Many people have become accustomed to the unique syntax of pandas, I try to be as compatible with it as possible, which reduces the learning curve for the user.

Why not just use [x for x in] ?

Series is similar to list, but I implemented a lot of tool methods on it. Comparing a Series to other types (like int、float...) is really the same as comparing it to each item in the Series and generates a new Bool Series.

Series implements the Indexable interface, so it can use the [x for x in] statement, but this causes the result to be of type list without maintaining the original Series type. This makes it impossible to use many of the features offered by Series directly, and the user must manually switch back to Series again.

A similar implementation in Series, which implements the HasBinary interface so that Series can operate on other values and get a new Series. The HasBinary interface works fine for now, it would be nice if the Compare operation could do the same.

a = Series([0, 1, 2, 3, 4, 5, 6, 7, 8, 9])

# I've implemented binary operations
b = a * 2
print(b) # Series([0, 2, 4, 6, 8, 10, 12, 14, 16, 18], dtype='int')

# This is what I'm trying to achieve, I want to get the same effect as binary operations
c = a >= 5
print(c) # Series([False, False, False, False, False, True, True, True, True, True], dtype='bool')

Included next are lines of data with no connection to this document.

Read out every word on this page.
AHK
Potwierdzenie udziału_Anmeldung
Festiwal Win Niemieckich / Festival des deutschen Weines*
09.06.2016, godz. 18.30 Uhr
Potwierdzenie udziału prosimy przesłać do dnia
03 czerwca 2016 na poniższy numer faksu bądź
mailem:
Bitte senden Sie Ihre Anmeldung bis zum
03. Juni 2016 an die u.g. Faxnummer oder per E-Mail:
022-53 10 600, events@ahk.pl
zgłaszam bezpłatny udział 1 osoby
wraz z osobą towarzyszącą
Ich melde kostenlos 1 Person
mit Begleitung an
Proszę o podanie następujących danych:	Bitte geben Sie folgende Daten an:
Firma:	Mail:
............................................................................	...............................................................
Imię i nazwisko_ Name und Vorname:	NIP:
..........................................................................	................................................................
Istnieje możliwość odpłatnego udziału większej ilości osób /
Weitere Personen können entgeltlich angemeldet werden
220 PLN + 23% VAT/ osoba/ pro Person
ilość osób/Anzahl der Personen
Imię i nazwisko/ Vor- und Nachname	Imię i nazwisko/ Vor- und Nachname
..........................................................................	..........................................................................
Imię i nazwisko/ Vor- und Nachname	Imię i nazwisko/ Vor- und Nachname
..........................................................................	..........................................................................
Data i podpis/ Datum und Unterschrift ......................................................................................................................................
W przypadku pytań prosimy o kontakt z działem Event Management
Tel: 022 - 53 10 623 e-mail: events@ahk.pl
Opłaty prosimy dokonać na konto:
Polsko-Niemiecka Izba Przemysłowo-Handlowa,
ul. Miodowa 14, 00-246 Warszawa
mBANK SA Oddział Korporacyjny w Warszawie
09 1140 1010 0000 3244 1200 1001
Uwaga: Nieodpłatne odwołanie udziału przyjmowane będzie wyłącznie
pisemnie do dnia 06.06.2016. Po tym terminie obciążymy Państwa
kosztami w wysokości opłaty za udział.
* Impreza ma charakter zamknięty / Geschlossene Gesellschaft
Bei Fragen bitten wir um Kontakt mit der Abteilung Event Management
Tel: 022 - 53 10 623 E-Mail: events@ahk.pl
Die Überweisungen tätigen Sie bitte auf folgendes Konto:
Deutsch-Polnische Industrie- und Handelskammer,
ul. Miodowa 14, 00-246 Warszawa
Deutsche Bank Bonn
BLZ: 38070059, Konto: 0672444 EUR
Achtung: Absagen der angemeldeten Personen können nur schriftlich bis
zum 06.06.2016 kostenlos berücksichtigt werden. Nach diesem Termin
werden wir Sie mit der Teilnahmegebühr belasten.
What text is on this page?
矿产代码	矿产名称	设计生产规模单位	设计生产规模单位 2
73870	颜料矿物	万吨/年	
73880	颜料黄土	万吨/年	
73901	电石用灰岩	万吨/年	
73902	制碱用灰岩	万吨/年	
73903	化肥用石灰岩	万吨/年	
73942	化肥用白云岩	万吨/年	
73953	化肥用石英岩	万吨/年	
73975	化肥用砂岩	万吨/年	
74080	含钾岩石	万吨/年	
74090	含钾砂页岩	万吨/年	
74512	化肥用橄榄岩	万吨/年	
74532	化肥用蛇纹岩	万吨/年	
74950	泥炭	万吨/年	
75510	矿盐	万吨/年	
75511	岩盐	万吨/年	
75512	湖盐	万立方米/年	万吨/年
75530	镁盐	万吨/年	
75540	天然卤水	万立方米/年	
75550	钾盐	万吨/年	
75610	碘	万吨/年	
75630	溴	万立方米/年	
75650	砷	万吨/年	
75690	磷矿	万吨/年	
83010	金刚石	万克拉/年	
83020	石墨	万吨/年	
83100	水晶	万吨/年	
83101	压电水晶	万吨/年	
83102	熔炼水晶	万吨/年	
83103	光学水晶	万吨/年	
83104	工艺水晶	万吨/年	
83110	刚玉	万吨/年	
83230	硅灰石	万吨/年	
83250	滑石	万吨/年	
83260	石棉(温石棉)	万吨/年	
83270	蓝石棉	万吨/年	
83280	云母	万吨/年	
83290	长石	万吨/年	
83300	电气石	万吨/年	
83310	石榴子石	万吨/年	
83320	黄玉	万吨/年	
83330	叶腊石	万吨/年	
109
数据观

In other words, this feature has no direct impact on the readability of the Starlark language itself. Because everything is provided by application-defined data types, when using application-defined, the user already knows exactly what kind of functionality it will provide and it's all compatible with starlark syntax.

Thanks.

adonovan commented 5 months ago

In other words, this feature has no direct impact on the readability of the Starlark language itself.

But that isn't really true. When a Starlark user sees an expression x < 5, they know they must have a boolean value. When they see seq[i], knowing that seq is an indexable sequence and not a dict, then they know that i must be an integer. These invariants provide vital clues when reading programs in untyped languages. They also provide prompt detection of mistakes: if you index a list with another list, you get a dynamic error, not some unexpected value. When every combination of operator and operand yields some value (as in some satires of the worst aspects of JavaScript), confusion reigns. No doubt these kinds of tricks allows you to make programs shorter, but shorter does not mean more readable.

Upon further consideration, I think this really is a change to essence of the language itself, so I will re-close this issue and recommend that you propose a spec change at https://github.com/bazelbuild/starlark.